A report entitiled Keys under doormats: mandating insecurity by requiring government access to all data and communications [pdf] was published yesterday by the prestigious Massachusetts Institute of Technology's Computer Science and Artificial Intelligence Laboratory (CSAIL).
CSAIL assembled some of the foremost experts on cryptography in the world for the report, which pointed out that the government calls for law enforcement access to all communications and data were not new, with the same mandates being debated 20 years ago.
However, the cryptographers noted that the damage that could be caused by law enforcement backdoors was much greater today than the mid 90s, when government backdoors such as the Clipper Chip key escrow system were considered damaging and harmful.
"In the wake of the growing economic and social cost of the fundamental insecurity of today's internet environmnet, any proposals that alter the security dynamics online should be approached with caution," the group warned.
Mandating government backdoor access to encrypted communications and data would mean protective measures such as perfect forward secrecy (PFS) as used by Google - which limits the amount of user information disclosed even if digital keys are compromised - would have to be removed.
Furthermore, the requirements to provide full access to law enforcement is likely to introduce unanticipated and hard to detect security flaws in today's complex and large internet environment with billions of interconnected devices and services, the cryptographers wrote.
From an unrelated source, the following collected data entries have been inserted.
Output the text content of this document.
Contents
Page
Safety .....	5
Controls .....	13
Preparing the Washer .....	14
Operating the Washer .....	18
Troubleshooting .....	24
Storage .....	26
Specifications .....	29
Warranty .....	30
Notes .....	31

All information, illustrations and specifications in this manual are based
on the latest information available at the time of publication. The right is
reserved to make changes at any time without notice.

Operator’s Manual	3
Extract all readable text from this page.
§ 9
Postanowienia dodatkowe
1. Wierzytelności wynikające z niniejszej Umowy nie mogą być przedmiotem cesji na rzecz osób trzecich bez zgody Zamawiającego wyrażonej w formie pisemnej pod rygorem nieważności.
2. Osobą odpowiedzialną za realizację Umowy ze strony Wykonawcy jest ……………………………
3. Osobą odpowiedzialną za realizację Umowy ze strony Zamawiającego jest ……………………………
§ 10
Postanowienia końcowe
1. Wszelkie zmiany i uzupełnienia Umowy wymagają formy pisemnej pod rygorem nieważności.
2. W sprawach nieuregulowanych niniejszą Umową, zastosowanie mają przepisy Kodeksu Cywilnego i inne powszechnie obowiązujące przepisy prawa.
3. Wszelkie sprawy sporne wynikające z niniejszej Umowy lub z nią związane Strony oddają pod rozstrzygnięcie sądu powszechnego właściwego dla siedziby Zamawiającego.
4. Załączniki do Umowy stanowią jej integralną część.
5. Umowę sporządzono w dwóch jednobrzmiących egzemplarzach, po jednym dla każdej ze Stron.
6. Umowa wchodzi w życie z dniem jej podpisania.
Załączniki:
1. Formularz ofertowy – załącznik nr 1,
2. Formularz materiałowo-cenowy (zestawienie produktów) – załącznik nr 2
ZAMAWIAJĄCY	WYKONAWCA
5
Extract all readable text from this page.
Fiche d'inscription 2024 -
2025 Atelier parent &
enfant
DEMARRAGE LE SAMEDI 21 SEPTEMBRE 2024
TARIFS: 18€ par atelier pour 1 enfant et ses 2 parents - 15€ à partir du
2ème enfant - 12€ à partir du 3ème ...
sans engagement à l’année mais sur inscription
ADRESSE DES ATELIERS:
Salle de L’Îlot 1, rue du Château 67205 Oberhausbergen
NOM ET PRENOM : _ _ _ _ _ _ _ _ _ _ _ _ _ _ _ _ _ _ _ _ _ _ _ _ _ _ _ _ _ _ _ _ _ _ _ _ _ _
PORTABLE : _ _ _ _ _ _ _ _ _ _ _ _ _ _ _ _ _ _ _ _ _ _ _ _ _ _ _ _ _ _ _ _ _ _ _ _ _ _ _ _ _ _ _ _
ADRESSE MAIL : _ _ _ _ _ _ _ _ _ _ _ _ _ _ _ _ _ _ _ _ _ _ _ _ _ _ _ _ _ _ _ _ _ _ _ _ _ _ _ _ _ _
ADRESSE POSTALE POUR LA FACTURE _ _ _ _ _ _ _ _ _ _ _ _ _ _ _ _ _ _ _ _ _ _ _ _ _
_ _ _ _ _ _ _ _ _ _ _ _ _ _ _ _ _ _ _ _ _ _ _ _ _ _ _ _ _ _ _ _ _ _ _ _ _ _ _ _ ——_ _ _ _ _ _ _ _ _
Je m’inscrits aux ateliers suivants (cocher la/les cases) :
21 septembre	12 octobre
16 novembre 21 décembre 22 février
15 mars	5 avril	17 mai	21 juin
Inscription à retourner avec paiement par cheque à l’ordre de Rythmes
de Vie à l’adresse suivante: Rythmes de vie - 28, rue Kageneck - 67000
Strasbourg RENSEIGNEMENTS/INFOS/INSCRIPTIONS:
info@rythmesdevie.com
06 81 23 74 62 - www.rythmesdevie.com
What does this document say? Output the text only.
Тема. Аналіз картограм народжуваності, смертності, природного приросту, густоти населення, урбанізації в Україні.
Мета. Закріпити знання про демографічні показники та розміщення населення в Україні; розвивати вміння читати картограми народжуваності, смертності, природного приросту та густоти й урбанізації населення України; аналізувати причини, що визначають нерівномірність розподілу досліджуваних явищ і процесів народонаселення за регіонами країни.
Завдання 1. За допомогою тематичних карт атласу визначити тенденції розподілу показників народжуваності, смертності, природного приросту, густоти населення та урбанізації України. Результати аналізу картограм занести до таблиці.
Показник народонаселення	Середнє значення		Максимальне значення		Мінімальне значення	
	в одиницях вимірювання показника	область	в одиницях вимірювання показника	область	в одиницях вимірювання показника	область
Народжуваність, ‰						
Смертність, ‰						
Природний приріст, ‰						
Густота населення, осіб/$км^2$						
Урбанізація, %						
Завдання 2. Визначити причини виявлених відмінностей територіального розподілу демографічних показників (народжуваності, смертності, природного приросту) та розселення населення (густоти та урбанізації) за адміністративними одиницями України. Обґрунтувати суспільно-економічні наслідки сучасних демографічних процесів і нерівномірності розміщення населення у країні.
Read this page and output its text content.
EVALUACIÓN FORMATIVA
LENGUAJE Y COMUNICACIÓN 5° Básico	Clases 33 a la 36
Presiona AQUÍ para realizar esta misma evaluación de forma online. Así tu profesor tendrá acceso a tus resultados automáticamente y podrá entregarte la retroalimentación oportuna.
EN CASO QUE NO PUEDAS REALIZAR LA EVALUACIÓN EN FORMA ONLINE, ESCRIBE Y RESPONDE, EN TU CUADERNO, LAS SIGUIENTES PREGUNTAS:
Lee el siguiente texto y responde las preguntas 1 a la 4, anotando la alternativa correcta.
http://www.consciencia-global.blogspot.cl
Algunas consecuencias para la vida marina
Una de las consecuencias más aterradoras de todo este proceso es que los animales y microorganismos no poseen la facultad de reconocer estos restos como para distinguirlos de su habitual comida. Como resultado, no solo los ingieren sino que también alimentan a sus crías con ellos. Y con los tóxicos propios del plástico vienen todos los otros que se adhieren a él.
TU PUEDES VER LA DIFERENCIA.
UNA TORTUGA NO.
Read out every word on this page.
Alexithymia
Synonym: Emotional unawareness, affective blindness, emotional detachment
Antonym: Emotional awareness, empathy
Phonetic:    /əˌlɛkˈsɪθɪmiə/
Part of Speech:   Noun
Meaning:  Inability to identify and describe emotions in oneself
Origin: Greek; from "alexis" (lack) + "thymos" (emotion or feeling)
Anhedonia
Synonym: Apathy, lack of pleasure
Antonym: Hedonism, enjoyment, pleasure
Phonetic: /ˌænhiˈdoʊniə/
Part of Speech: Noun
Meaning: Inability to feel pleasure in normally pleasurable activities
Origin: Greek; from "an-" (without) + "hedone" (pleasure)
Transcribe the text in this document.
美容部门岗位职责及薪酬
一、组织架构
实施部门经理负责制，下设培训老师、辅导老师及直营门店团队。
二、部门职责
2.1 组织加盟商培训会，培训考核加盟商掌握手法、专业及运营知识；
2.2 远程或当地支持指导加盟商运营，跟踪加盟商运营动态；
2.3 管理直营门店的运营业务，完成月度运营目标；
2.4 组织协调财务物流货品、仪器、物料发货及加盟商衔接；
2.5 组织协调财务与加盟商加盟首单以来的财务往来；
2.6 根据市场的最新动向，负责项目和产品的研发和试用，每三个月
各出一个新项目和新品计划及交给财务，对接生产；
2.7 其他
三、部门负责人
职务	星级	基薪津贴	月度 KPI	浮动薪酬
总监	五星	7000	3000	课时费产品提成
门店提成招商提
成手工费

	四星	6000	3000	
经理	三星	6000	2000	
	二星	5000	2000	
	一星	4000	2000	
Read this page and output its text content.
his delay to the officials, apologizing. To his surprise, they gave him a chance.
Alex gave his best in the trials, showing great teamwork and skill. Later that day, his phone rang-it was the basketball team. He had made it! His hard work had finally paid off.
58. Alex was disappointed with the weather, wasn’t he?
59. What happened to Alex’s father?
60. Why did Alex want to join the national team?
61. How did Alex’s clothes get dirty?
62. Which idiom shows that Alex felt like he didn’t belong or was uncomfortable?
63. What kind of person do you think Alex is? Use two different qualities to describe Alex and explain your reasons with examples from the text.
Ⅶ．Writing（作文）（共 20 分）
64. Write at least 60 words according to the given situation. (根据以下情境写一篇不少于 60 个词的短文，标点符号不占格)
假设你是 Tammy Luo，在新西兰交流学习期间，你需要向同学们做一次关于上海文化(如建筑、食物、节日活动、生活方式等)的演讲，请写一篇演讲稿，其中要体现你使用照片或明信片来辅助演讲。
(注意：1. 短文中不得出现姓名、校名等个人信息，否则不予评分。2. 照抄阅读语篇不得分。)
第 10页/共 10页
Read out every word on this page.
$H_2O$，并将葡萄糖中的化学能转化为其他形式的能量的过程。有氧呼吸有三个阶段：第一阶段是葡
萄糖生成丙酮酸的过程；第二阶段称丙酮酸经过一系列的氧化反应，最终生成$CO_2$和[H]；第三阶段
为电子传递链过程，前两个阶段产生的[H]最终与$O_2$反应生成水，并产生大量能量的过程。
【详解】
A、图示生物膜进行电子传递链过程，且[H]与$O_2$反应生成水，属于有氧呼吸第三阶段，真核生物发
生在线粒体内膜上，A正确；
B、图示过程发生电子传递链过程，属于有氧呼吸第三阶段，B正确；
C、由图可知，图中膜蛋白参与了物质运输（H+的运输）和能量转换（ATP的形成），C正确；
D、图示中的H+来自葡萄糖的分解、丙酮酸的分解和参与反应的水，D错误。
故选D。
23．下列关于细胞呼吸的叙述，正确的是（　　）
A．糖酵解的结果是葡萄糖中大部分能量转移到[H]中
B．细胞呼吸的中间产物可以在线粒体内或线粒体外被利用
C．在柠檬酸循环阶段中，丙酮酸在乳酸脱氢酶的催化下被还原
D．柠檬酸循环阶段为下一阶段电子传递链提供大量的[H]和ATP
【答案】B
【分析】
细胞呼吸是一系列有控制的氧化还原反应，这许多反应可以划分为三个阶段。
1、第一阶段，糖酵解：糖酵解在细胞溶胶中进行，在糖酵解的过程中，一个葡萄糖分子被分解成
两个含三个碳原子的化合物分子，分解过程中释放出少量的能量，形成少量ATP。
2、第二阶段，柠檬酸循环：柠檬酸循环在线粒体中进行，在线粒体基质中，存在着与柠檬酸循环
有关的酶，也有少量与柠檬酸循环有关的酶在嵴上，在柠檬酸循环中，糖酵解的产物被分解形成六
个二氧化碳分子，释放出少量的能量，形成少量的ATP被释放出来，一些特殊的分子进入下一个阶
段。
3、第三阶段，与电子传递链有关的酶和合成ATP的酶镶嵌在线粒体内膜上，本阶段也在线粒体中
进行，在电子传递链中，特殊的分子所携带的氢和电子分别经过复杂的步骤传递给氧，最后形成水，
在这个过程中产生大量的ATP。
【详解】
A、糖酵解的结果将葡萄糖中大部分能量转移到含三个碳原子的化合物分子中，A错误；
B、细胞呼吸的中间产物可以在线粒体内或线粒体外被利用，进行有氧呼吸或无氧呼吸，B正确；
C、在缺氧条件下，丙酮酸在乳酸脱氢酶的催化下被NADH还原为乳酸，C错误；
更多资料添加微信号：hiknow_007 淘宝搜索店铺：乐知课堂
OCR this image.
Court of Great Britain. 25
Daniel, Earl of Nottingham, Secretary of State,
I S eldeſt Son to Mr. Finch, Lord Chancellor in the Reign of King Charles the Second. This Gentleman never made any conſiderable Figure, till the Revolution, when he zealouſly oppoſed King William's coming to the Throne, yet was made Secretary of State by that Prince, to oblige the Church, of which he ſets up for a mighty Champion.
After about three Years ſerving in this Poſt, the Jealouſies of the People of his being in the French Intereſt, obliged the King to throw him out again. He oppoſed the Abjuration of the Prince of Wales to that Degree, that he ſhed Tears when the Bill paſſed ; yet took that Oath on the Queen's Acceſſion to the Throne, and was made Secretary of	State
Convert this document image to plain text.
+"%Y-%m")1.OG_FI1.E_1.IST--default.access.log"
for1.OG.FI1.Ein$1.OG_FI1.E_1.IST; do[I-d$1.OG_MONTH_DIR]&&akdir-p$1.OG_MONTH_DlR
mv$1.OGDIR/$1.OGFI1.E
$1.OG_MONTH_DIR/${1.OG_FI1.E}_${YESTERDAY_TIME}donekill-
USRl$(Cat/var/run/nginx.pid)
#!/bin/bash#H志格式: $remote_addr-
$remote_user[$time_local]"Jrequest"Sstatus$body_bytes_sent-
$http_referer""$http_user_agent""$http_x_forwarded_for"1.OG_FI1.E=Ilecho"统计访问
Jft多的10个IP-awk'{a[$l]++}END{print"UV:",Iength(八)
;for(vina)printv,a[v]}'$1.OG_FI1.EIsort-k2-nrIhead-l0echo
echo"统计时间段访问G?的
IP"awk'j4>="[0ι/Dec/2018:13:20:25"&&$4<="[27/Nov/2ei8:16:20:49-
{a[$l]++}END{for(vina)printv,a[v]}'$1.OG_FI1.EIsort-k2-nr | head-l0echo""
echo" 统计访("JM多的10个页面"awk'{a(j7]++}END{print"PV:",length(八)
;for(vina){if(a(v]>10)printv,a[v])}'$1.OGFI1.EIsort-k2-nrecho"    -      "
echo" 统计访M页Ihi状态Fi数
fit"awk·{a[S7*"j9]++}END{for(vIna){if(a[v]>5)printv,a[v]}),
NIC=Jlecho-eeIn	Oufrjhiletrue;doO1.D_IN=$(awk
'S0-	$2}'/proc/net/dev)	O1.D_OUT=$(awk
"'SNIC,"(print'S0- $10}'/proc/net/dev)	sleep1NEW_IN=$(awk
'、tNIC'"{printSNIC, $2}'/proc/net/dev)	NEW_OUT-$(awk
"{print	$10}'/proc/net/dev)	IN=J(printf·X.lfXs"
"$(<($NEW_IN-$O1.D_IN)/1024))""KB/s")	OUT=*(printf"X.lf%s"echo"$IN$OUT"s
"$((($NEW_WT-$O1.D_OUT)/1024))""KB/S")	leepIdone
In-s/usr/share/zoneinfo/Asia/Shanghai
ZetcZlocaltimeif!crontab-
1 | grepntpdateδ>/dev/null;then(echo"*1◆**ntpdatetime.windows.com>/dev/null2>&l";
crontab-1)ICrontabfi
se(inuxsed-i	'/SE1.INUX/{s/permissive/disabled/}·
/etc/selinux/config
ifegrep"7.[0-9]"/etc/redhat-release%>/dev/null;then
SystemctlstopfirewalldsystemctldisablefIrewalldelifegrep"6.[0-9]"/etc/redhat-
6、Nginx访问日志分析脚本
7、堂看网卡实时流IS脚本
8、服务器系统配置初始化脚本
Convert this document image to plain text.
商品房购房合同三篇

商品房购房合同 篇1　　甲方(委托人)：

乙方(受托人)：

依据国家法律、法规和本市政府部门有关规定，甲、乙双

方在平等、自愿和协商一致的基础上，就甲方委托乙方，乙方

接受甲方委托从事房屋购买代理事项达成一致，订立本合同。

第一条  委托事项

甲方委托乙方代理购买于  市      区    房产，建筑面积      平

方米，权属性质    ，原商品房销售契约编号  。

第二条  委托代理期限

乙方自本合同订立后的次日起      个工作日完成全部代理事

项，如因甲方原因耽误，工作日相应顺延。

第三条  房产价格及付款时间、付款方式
The backdoors themselves would create "concentrated targets that could attract bad actors", further upping the risk of data breaches, the group wrote.
The crypto specialists pointed out that the UK intends to soon introduce laws to compel all communications providers, including US companies, to grant access to British security and law enforcement agencies.
This would lead to other countries demanding the same, reversing US and UK policy to keep the internet free and away from the control of authoritiarian regimes, the group argued.
"China has already intimated that it may require exceptional access. If a British-based developer deploys a messaging application used by citizens of China, must it provide exceptional access to Chinese law enforcement?" the crypto experts wrote.
"Which countries have sufficient respect for the rule of law to participate in an international exceptional access framework? How would such determinations be made?
"How would timely approvals be given for the millions of new products with communications capabilities? And how would this new surveillance ecosystem be funded and supervised?"